Proponents see the dam as a leap in science and technology. They assert that the quality of life will significantly improve because of the political and economic decisions made in support of the Sardar Sarovar. Treacherous fictions. Struggles over the shape of the Indian nation in the Narmada Valley, narrate the irrevocable depletion of the country's natural resource base and the brutalisation of the disenfranchised. Sardar Sarovar tells a disparaging story of the destitution of communities, of persistent and invasive inequities. It symbolizes the incapacity of the state to honour lives and aspirations that dare to challenge the inequities of globalization and the tyranny of dominant development.

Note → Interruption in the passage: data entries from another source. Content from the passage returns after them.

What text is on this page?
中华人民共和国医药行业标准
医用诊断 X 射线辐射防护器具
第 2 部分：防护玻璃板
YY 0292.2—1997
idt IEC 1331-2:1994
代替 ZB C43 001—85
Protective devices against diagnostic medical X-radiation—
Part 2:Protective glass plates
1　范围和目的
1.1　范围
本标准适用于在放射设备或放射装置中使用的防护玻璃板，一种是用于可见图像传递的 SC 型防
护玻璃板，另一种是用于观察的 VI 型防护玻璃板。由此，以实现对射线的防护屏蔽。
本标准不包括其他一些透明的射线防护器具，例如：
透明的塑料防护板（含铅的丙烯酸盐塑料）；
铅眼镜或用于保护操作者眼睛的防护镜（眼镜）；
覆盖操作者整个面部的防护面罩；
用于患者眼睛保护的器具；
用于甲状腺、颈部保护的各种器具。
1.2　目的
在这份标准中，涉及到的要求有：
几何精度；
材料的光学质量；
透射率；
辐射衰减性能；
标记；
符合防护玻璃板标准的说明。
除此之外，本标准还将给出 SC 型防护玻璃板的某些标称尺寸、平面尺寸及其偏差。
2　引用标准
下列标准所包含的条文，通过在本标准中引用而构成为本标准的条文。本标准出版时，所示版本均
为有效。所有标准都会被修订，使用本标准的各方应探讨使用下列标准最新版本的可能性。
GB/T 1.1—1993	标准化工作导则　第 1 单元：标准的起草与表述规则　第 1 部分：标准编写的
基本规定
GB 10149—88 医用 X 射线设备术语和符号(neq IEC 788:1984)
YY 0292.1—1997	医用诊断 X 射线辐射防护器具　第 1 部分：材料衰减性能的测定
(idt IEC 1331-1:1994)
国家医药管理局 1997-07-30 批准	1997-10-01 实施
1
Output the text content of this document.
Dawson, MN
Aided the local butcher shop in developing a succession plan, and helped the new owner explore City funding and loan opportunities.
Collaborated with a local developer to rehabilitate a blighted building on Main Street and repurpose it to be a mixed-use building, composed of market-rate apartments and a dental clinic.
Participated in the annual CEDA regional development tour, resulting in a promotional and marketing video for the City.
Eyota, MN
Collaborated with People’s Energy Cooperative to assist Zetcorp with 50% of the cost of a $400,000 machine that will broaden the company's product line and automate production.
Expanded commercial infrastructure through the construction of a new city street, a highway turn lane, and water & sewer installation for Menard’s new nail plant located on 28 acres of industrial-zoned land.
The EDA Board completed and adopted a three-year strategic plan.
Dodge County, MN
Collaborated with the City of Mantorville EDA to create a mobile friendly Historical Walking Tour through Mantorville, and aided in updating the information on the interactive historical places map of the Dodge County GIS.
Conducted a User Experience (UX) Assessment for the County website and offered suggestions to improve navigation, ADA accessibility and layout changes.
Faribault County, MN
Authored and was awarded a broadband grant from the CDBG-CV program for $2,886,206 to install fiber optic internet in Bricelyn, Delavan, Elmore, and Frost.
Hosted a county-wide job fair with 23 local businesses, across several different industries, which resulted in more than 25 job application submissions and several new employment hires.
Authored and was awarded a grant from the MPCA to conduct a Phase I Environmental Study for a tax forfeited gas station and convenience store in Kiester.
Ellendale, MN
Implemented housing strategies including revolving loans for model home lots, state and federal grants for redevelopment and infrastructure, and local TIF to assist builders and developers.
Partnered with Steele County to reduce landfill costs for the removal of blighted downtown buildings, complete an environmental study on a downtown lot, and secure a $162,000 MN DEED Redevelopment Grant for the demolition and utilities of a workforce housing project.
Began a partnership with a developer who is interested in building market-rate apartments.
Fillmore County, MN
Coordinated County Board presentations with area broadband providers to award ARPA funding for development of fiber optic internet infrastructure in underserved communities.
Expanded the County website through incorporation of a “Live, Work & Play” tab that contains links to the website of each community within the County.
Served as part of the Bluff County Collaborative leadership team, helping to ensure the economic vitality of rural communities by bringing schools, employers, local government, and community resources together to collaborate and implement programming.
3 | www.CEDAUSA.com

Who is accountable? The World Bank withdrew in 1993 without redressing the consequences of its involvement. The Governments of Madhya Pradesh, Maharashtra and Gujarat have failed to abide by legal norms, the Supreme Court to deliver juridical justice. How little democracy functions for the disempowered in India.

The bereaved river rages in despair. Cultural genocide is never justifiable regardless of how much 'economic prosperity' results. The injustices in the Narmada Valley must be scrutinized by international human rights organizations. The government must comply with the rule of law. If history chronicles that the people of the Narmada were indeed drowned out, with them will die ways of being precious to preserving our world, languages, values, spiritualities, imagination and memory. And, if we do not speak up we will have been complicit in this massacre.

Angana Chatterji is a professor of Social and Cultural Anthropology at the California Institute of Integral Studies.